In [25]: arr_savgol5
<xarray.DataArray (x: 50)>
array([-3.32337380e-02, -1.15598437e-01, -1.72851319e-01, -2.04992385e-01,
       -2.12021634e-01, -1.93939066e-01, -1.50744681e-01, -8.24384804e-02,
        1.09795374e-02,  1.29509372e-01,  2.73151023e-01,  4.41904491e-01,
        6.35769775e-01,  8.54746876e-01,  1.09883579e+00,  1.36803653e+00,
        1.66234908e+00,  1.98177345e+00,  2.32630963e+00,  2.69595763e+00,
        3.09071745e+00,  3.51058909e+00,  3.95557254e+00,  4.42566781e+00,
        4.92087489e+00,  5.54817753e+00,  6.09173275e+00,  6.65861004e+00,
        7.24880940e+00,  7.86233084e+00,  8.49917436e+00,  9.15933995e+00,
        9.84282761e+00,  1.05496373e+01,  1.12797692e+01,  1.20332230e+01,
        1.28099990e+01,  1.36100970e+01,  1.44335171e+01,  1.52802593e+01,
        1.61503236e+01,  1.70437099e+01,  1.79604183e+01,  1.89004488e+01,
        1.98638013e+01,  2.08504759e+01,  2.18604726e+01,  2.28937914e+01,
        2.39504322e+01,  2.50303952e+01])
  * x        (x) float64 0.0 0.102 0.2041 0.3061 ... 4.694 4.796 4.898 5.0

The return type is also a DataArray with coordinates.

In [26]: arr.plot(label='arr', color='r')
Out[26]: [<matplotlib.lines.Line2D at 0x7fe8affe4410>]

In [27]: arr_noisy.plot.line('s', label='nosiy and decimated', color='b')
Out[27]: [<matplotlib.lines.Line2D at 0x7fe8aff45fd0>]

In [28]: arr_savgol2.plot(label='quadratic fit on 2 units of x', color='k', linewidth=2)
Out[28]: [<matplotlib.lines.Line2D at 0x7fe8affedfd0>]
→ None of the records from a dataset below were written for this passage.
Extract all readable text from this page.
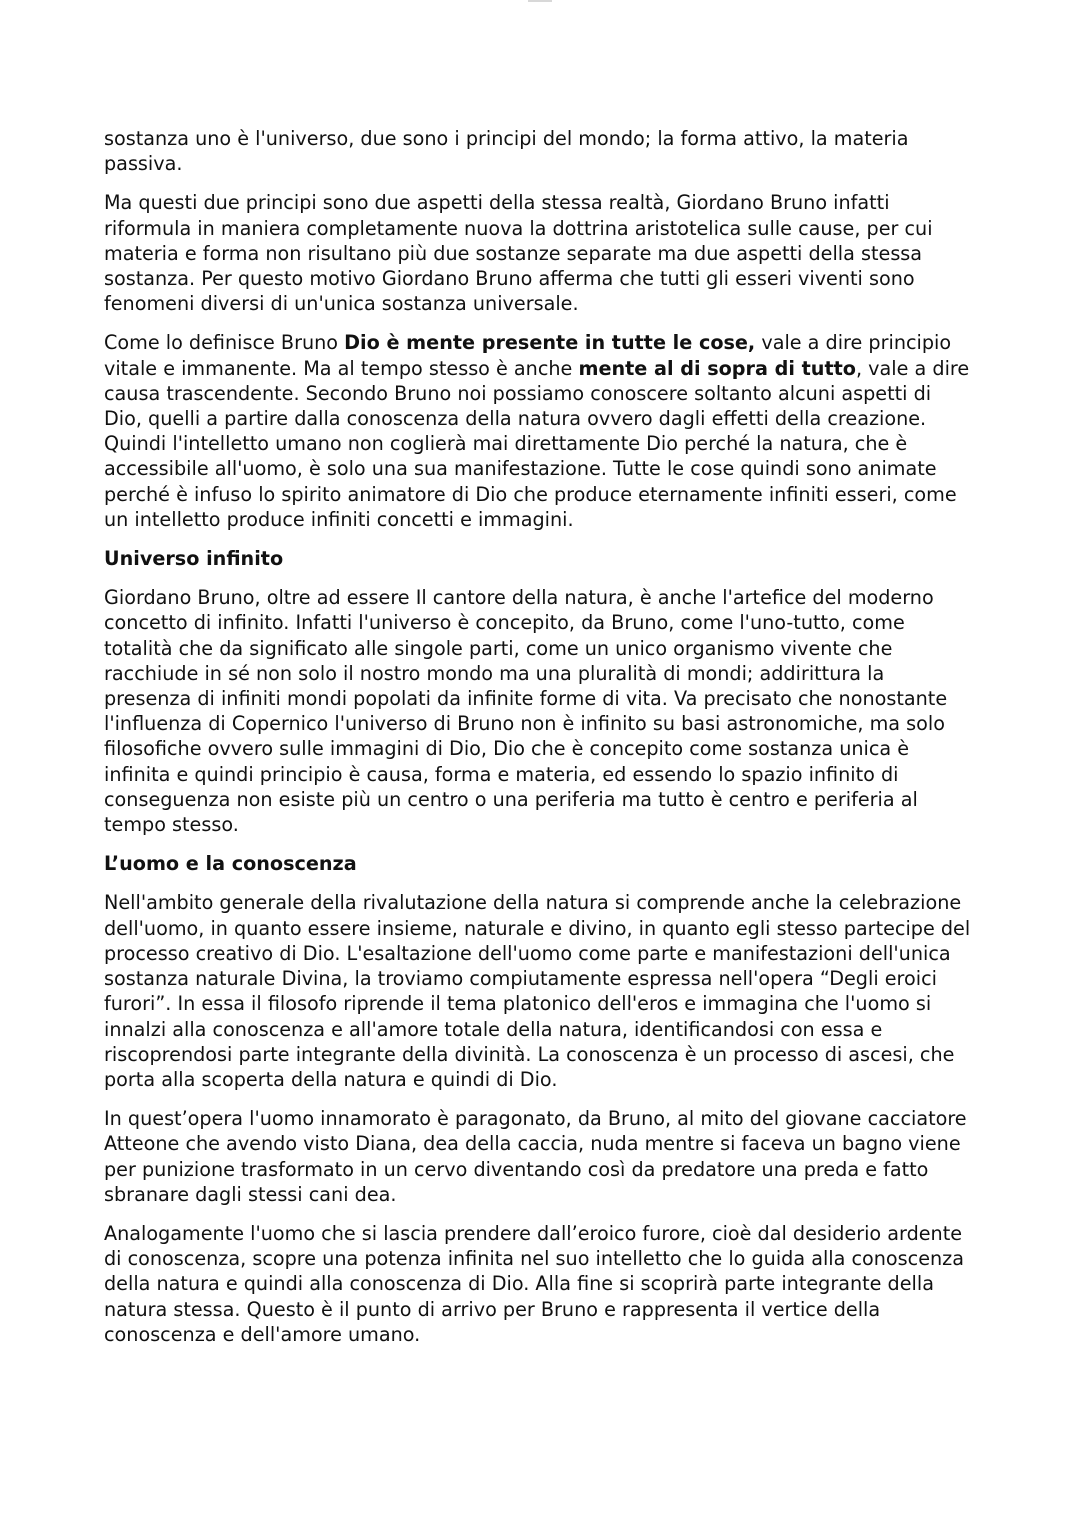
sostanza uno è l'universo, due sono i principi del mondo; la forma attivo, la materia passiva.

Ma questi due principi sono due aspetti della stessa realtà, Giordano Bruno infatti riformula in maniera completamente nuova la dottrina aristotelica sulle cause, per cui materia e forma non risultano più due sostanze separate ma due aspetti della stessa sostanza. Per questo motivo Giordano Bruno afferma che tutti gli esseri viventi sono fenomeni diversi di un'unica sostanza universale.

Come lo definisce Bruno Dio è mente presente in tutte le cose, vale a dire principio vitale e immanente. Ma al tempo stesso è anche mente al di sopra di tutto, vale a dire causa trascendente. Secondo Bruno noi possiamo conoscere soltanto alcuni aspetti di Dio, quelli a partire dalla conoscenza della natura ovvero dagli effetti della creazione. Quindi l'intelletto umano non coglierà mai direttamente Dio perché la natura, che è accessibile all'uomo, è solo una sua manifestazione. Tutte le cose quindi sono animate perché è infuso lo spirito animatore di Dio che produce eternamente infiniti esseri, come un intelletto produce infiniti concetti e immagini.

Universo infinito

Giordano Bruno, oltre ad essere Il cantore della natura, è anche l'artefice del moderno concetto di infinito. Infatti l'universo è concepito, da Bruno, come l'uno-tutto, come totalità che da significato alle singole parti, come un unico organismo vivente che racchiude in sé non solo il nostro mondo ma una pluralità di mondi; addirittura la presenza di infiniti mondi popolati da infinite forme di vita. Va precisato che nonostante l'influenza di Copernico l'universo di Bruno non è infinito su basi astronomiche, ma solo filosofiche ovvero sulle immagini di Dio, Dio che è concepito come sostanza unica è infinita e quindi principio è causa, forma e materia, ed essendo lo spazio infinito di conseguenza non esiste più un centro o una periferia ma tutto è centro e periferia al tempo stesso.

L’uomo e la conoscenza

Nell'ambito generale della rivalutazione della natura si comprende anche la celebrazione dell'uomo, in quanto essere insieme, naturale e divino, in quanto egli stesso partecipe del processo creativo di Dio. L'esaltazione dell'uomo come parte e manifestazioni dell'unica sostanza naturale Divina, la troviamo compiutamente espressa nell'opera “Degli eroici furori”. In essa il filosofo riprende il tema platonico dell'eros e immagina che l'uomo si innalzi alla conoscenza e all'amore totale della natura, identificandosi con essa e riscoprendosi parte integrante della divinità. La conoscenza è un processo di ascesi, che porta alla scoperta della natura e quindi di Dio.

In quest’opera l'uomo innamorato è paragonato, da Bruno, al mito del giovane cacciatore Atteone che avendo visto Diana, dea della caccia, nuda mentre si faceva un bagno viene per punizione trasformato in un cervo diventando così da predatore una preda e fatto sbranare dagli stessi cani dea.

Analogamente l'uomo che si lascia prendere dall’eroico furore, cioè dal desiderio ardente di conoscenza, scopre una potenza infinita nel suo intelletto che lo guida alla conoscenza della natura e quindi alla conoscenza di Dio. Alla fine si scoprirà parte integrante della natura stessa. Questo è il punto di arrivo per Bruno e rappresenta il vertice della conoscenza e dell'amore umano.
In [29]: arr_savgol5.plot.line('--',label='quadratic fit on 5 units of x', linewidth=2, color='lime')
Out[29]: [<matplotlib.lines.Line2D at 0x7fe8afff6810>]

In [30]: plt.legend()
Out[30]: <matplotlib.legend.Legend at 0x7fe8afff6990>

In [31]:

The other options (polynomial and derivative order) are the same as for scipy.signal.savgol_filter(), see savgol_filter() for details.